В эти дни я лежу у мамы с обмороженными ногами и для Пришвина не существую. Он в эти дни продолжает борьбу со своей влюблённостью. Он наконец находит орудие для борьбы: это орудие — бескорыстие.
18 января.
Победа будет, я знаю, что для этого надо. Для этого надо вперёд исключить себя из обладания благами этой победы: я не для себя побеждаю.
Голодный повар — как это может быть? А вот бывает же: поэт похож на голодного повара; он, создающий из жизни обед для других, сам остаётся голодным. И что ужасно — как будто в отношении писателя так и должно быть: сытым писателя так же трудно представить, как голодным повара.
20 января.
«Поповна» в тот мороз отморозила себе ноги и не пришла на работу. Вот не везёт мне с дневниками! Не утопить ли их в Москве-реке? Не надо закрывать глаза, что и Поповна, и моё выступление о Мамине, к которому готовлюсь, относится к неизбежным манёврам романа.

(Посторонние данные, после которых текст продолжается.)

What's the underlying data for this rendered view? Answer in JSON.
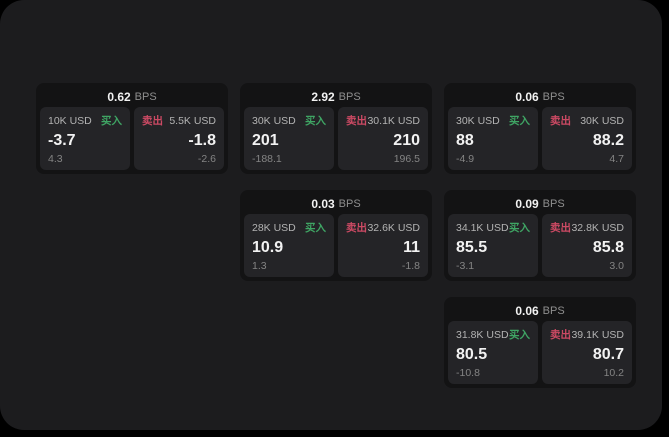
{
  "labels": {
    "buy": "买入",
    "sell": "卖出",
    "bps": "BPS"
  },
  "colors": {
    "background": "#000000",
    "panel": "#1c1c1e",
    "card": "#131314",
    "tile": "#242427",
    "buy_green": "#3fa564",
    "sell_red": "#cd4a64",
    "value_white": "#f2f2f2",
    "label_grey": "#b3b3b3",
    "delta_grey": "#848484"
  },
  "cards": [
    {
      "bps": "0.62",
      "buy": {
        "notional": "10K USD",
        "value": "-3.7",
        "delta": "4.3"
      },
      "sell": {
        "notional": "5.5K USD",
        "value": "-1.8",
        "delta": "-2.6"
      }
    },
    {
      "bps": "2.92",
      "buy": {
        "notional": "30K USD",
        "value": "201",
        "delta": "-188.1"
      },
      "sell": {
        "notional": "30.1K USD",
        "value": "210",
        "delta": "196.5"
      }
    },
    {
      "bps": "0.06",
      "buy": {
        "notional": "30K USD",
        "value": "88",
        "delta": "-4.9"
      },
      "sell": {
        "notional": "30K USD",
        "value": "88.2",
        "delta": "4.7"
      }
    },
    {
      "bps": "0.03",
      "buy": {
        "notional": "28K USD",
        "value": "10.9",
        "delta": "1.3"
      },
      "sell": {
        "notional": "32.6K USD",
        "value": "11",
        "delta": "-1.8"
      }
    },
    {
      "bps": "0.09",
      "buy": {
        "notional": "34.1K USD",
        "value": "85.5",
        "delta": "-3.1"
      },
      "sell": {
        "notional": "32.8K USD",
        "value": "85.8",
        "delta": "3.0"
      }
    },
    {
      "bps": "0.06",
      "buy": {
        "notional": "31.8K USD",
        "value": "80.5",
        "delta": "-10.8"
      },
      "sell": {
        "notional": "39.1K USD",
        "value": "80.7",
        "delta": "10.2"
      }
    }
  ]
}
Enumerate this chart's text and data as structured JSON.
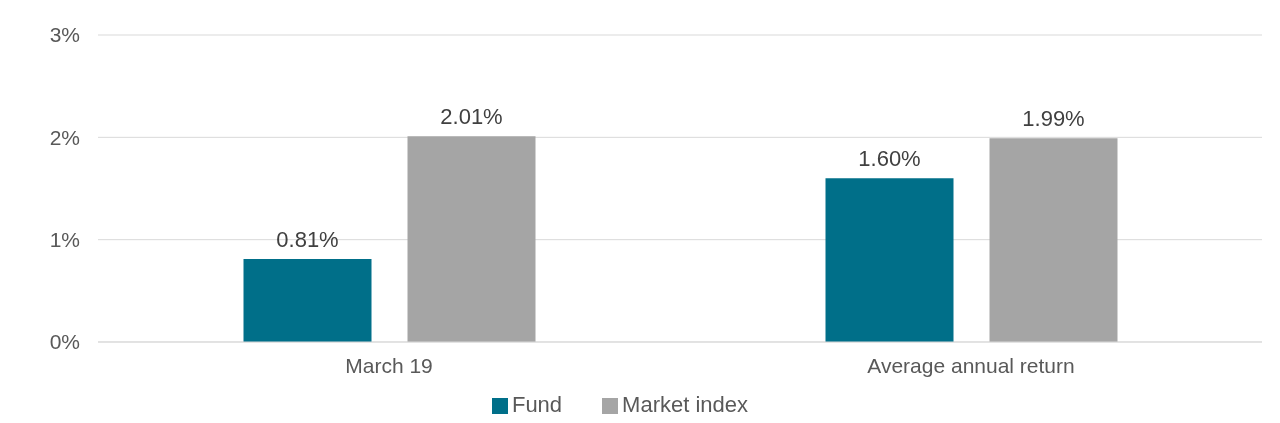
{
  "chart_data": {
    "type": "bar",
    "categories": [
      "March 19",
      "Average annual return"
    ],
    "series": [
      {
        "name": "Fund",
        "color": "#006f89",
        "values": [
          0.81,
          1.6
        ],
        "value_labels": [
          "0.81%",
          "1.60%"
        ]
      },
      {
        "name": "Market index",
        "color": "#a5a5a5",
        "values": [
          2.01,
          1.99
        ],
        "value_labels": [
          "2.01%",
          "1.99%"
        ]
      }
    ],
    "ylim": [
      0,
      3
    ],
    "yticks": [
      {
        "value": 0,
        "label": "0%"
      },
      {
        "value": 1,
        "label": "1%"
      },
      {
        "value": 2,
        "label": "2%"
      },
      {
        "value": 3,
        "label": "3%"
      }
    ],
    "grid": "y",
    "legend": "bottom"
  }
}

Самое близкое повествование Мамина мне — это «Черты из жизни Пепко», где описывается «дурь» юности, и как она проходит, и как показывается дно жизни, похожее на дно мелкой городской речки: среди камешков лежит чайник без носика, эмалированная кастрюля с дырочкой и всякая дрянь.
Когда показывается — является оторопь от такой жизни, и мучительная «дурь» становится так хороша, и хочется вернуть её себе. Делаются серьёзные усилия, и «дурь» становится действующей силой, поэзией писательства.
«Пепко» есть свидетельство, что Мамин — настоящий поэт, независимый от внешних условий.
21 января.
Не верь, что свободен от ненужного чувства, если даже обнажится дно души: это временное, а душа снова наполнится. Сегодня впервые только начало показываться равнодушие — и вот это начало есть начало конца и начало обычной свободы.
Только вижу по этому примеру, как же мало взял я у жизни для себя, как дал этому чернильному червю насквозь иссосать свою душу.
Это была женщина не воображаемая, не на бумаге, а живая, душевно-грациозная, и я понял, что настоящие счастливые люди живут для этого, а не для книг, как я; что для этого стоит жить и что о нас говорят потому, что мы себя отдали, а о тех молчат, потому что они жили счастливо: о счастье молчат.
И вот захотелось с этого мрачно-насиженного трона сбежать.
Как прыжок косули в лесу — прыгнет, и не опомнишься, а в глазу это остаётся, и потом вспоминаешь до того отчётливо, что взять в руки карандаш и нарисовать. Так вот пребывание этой женщины в моей комнате: ничего от неё как женщины не осталось,— это был прыжок... Но как счастливы те, кто не пишет, кто этим живёт.